Cultivation of vanilla:
Did you know that vanilla is actually a fleshy climbing vine from the orchid family, the largest family of flowering plants in the world? It can get up to 100 feet long. The vanilla fruit is the only edible fruit of the entire orchid family. There are about 150 varieties of vanilla in the world, although there are only two types that are actually used in the food and perfumes that you use at home.
The
vanilla planifolia is a tropical, evergreen, leafy, and somewhat fleshy
vine, growing under a canopy of support trees. The plant is sustainable
within a 20-degrees band around the equator. Vanilla vines require three
years before they bear fruit. Each spring the plant bears small, pale
greenish-yellow orchids. The flowers that produce the vanilla fruit are
large, have a yellow greenish color, and occur in groups of twenty or more.
They only last one day before they die. Like most orchids, the blossoms grow along stems
branching from the main vine.
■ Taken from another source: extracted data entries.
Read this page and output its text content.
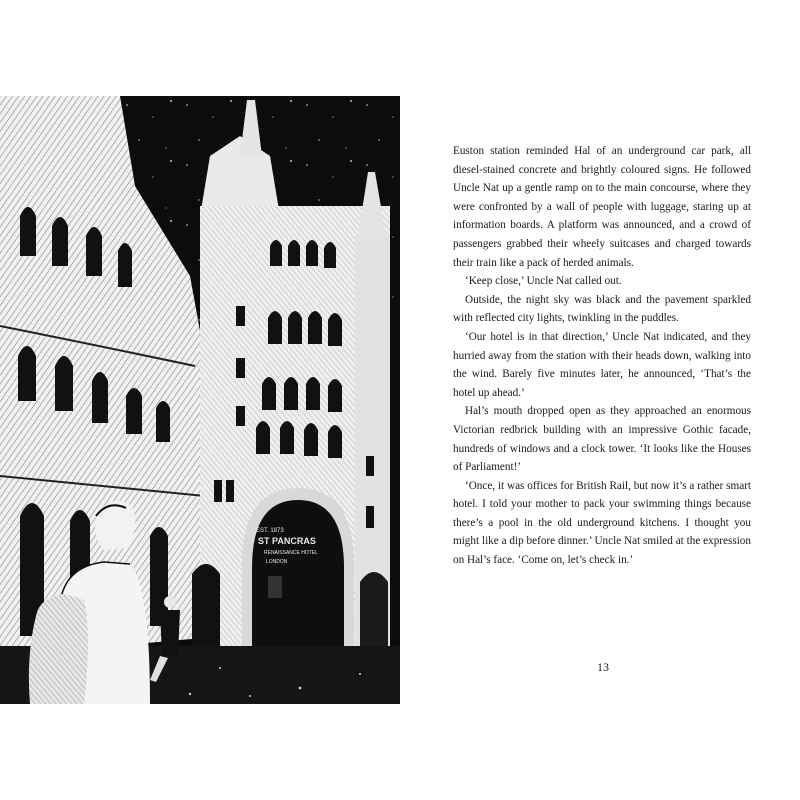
EST. 1873
ST PANCRAS
RENAISSANCE HOTEL
LONDON

Euston station reminded Hal of an underground car park, all diesel-stained concrete and brightly coloured signs. He followed Uncle Nat up a gentle ramp on to the main concourse, where they were confronted by a wall of people with luggage, staring up at information boards. A platform was announced, and a crowd of passengers grabbed their wheely suitcases and charged towards their train like a pack of herded animals.

‘Keep close,’ Uncle Nat called out.

Outside, the night sky was black and the pavement sparkled with reflected city lights, twinkling in the puddles.

‘Our hotel is in that direction,’ Uncle Nat indicated, and they hurried away from the station with their heads down, walking into the wind. Barely five minutes later, he announced, ‘That’s the hotel up ahead.’

Hal’s mouth dropped open as they approached an enormous Victorian redbrick building with an impressive Gothic facade, hundreds of windows and a clock tower. ‘It looks like the Houses of Parliament!’

‘Once, it was offices for British Rail, but now it’s a rather smart hotel. I told your mother to pack your swimming things because there’s a pool in the old underground kitchens. I thought you might like a dip before dinner.’ Uncle Nat smiled at the expression on Hal’s face. ‘Come on, let’s check in.’

13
The buds, growing along the 6 to 10 inch
stems, bloom and mature in sequence,
each at a different time. Without pollination the blossom wilts and falls,
and no vanilla bean can grow. Each flower must be pollinated within
12 hours of opening. The only insect capable of pollinating the blossom
is the Melipona, a bee, native only to Mexico. All vanilla commercially grown today
is pollinated by hand. A
small splinter of wood or a grass stem is used to lift the rostellum or
flap out of the way so that the overhanging anther can be pressed against
the stigma to effect self pollination. On the plantations, girls pollinate
hundreds of flowers by hand with their “needles”. A healthy
vine should produce about 100 pods per year, however our growers are careful
to pollinate only a few of the blossoms on each stem. Over pollination
results in diseased and unhealthy inferior beans.
The vanilla bean grows quickly
on the vine but is not ready for harvest until maturity- approximately
nine months in order to completely develop their signature aroma. However,
when the beans are harvested, they have neither flavor nor fragrance. They
develop these distinctive properties during the preparation. Harvesting vanilla
beans is as labor intensive as pollinating
the blossoms. Each bean ripens at its own time, requiring a daily harvest
for 3 or 4 weeks. To ensure the finest flavor from every bean, each individual
pod must be picked by hand just as it splits. The flavor components are bound as glycosides and must be set
free by enzymatic reaction. When the beans are harvested,
they are treated with hot water or heat and are then placed in the sun every
day and sweat in rolled blankets at night for weeks to months until they have shrunk to 20% of their original size.
It is crucial that the vanilla bean not
be harvested until it is yellow on the tip and is beginning to split on
the end. If picked too green the bean will lack flavor and develop molds
that will eventually cause it to rot. After this process is complete, the
beans are sorted for size and quality. Then they will rest for a month or
two to finish developing their full flavor and fragrance. The entire
curing process takes about three months.
During
the curing, an enzyme converts the precursors to the rich flavoring elements that
make up more than 170 flavoring components of properly grown and cured
bean. Four pounds of green beans make only one pound of dried vanilla. The
vanilla is completely cured when the proper moisture content is reached,
and the beans have darkened to a sweet, rich aroma. The beans are then
inspected for quality, hand sorted for length and shipped.